Philipp Ernst [00:42:08]:
Das muss man nachholen. Also unter sehr, sehr vielen Agenturen auf jeden Fall. Und ja, wir wurden ausgezeichnet. Ich kann die den Titel auch ein Stück weit tragen. Ja, aber ich war da noch nicht wirklich mit oder Teil des Teams. Und das ist natürlich auch ein Thema für die Agentur und Ziel aus meiner Sicht für die Agentur, dass wir diesen Titel verteidigen oder wieder mal holen. Und genau, und dann geht es für mich nicht um irgendwelche Zahlen, um harte Fakten, sondern einfach einen Nutzen zu stiften für den Kunden, für die Kunden.

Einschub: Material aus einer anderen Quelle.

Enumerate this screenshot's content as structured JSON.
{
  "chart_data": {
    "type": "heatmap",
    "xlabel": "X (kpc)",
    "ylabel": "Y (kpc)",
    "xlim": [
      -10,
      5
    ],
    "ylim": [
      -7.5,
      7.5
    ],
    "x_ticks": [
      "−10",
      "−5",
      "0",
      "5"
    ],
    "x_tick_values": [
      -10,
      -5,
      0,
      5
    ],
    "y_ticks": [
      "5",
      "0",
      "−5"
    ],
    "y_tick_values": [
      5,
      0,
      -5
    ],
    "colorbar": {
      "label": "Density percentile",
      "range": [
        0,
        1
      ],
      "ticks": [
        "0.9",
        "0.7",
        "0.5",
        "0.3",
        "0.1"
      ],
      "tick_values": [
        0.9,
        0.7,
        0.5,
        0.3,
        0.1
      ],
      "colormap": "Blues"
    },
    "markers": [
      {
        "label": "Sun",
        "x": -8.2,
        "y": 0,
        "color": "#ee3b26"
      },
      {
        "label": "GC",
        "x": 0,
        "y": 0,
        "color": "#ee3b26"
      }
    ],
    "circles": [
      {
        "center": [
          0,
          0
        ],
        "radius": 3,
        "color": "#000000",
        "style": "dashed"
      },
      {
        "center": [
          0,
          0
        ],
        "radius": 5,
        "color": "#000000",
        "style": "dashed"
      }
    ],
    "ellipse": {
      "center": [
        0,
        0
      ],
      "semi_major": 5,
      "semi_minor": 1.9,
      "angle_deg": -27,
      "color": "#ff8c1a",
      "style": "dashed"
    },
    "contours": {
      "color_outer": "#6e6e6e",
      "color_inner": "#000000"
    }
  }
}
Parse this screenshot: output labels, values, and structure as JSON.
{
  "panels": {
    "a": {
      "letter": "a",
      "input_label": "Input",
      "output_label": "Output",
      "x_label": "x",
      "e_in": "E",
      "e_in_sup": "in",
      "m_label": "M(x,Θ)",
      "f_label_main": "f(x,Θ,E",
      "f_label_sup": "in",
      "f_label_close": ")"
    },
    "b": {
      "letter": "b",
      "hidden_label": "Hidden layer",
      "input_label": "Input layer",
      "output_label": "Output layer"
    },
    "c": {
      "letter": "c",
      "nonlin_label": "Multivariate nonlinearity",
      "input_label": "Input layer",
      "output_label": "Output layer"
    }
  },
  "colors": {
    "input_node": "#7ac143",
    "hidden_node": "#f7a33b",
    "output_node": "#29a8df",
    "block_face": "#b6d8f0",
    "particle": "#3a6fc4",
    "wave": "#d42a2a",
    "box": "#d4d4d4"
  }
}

Für die Kunden auch da zu sein, ein strategischer Partner zu sein, also nicht einfach zu sagen: Ja, wir machen das jetzt und die Sache ist erledigt, sondern einfach auch ein Sparringspartner, ein Netzwerkpartner.

Philipp Ernst [00:42:50]:
Weil auch das ist ein Ansatz in unserer Kundenbetreuung. Wir haben nicht für alles eine Lösung. Es gibt einfach Themen, da ist man bei einem anderen Spezialist besser aufgehoben. Wenn wir das erkennen, dann sprechen wir das auch offen und ehrlich an und versuchen eine Lösung zu bieten, vielleicht einen unserer Netzwerkpartner mit zu installieren. Und dann kommt sehr, sehr viel über die Zeit und deswegen gibt es keine Zahlen oder so, die mir im Kopf vorschwirren, sondern einfach weiter so, nicht stehen bleiben, weiterhin entwickeln, klar, aber trotzdem ein tolles Team zu sein und dann kommt alles, wie man es sich vorstellt und wünscht.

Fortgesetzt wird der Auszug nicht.